Así que alguien tenía que llamar la atención sobre este atropello, y, visto que nadie lo hacía, en estricta aplicación del principio de subsidiariedad, nos toca hacerlo a nosotros, una humilde asociación cívica, que defiende –quod erat demonstrandum- la libertad de expresión y de información, el derecho de cada uno a su propia memoria, la no subordinación al constructo nacional-socialista forzoso –o a cualquier otro-, el derecho de los méndez-romeu y los jorqueras a organizar sus aquelarres progres y a no asistir a las conferencias que no les gustan, y el derecho de los demás a no tragarnos sus ruedas de molino, a no compartir su ignorancia, su arrogancia ni su intolerancia, y a asistir o no a las conferencias que nos parezca.

 

Mi general, con el debido respeto, ¿tendría Vuecencia la bondad de pronunciar su conferencia cuando esta humilde asociación cívica, pueda organizarla?

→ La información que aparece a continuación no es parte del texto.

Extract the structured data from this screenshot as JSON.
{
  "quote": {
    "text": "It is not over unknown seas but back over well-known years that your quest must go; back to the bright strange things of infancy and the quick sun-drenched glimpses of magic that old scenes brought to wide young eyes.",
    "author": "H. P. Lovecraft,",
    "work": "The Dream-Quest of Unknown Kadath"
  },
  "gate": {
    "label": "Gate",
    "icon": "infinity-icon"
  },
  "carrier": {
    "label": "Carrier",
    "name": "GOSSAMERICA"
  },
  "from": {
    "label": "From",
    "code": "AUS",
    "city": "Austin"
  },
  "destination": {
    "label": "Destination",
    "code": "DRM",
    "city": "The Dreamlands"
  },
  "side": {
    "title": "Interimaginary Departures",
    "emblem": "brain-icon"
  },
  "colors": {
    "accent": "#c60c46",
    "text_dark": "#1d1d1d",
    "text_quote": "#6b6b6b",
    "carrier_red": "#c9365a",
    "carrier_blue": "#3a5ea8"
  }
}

Malo será que no encontremos en La Coruña un lugar, no tan adecuado como el Museo militar, pero, ese día al menos, mucho más digno, costeado por los ciudadanos voluntaria y no coactivamente, como tenemos que sostener las “instalaciones oficiales” reducidas a instalaciones del régimen social-nacionalista, que ha reducido la Constitución a una caricatura grotesca de la que muchos votamos en 1978, manoseándola impúdicamente, como hicieron con la de 1931. Es su carácter.          

Algo bueno debe tener su conferencia cuando los social-nacionalistas se retuercen como gremlins mojados ante la mera posibilidad de que tenga lugar. Nosotros haremos lo posible.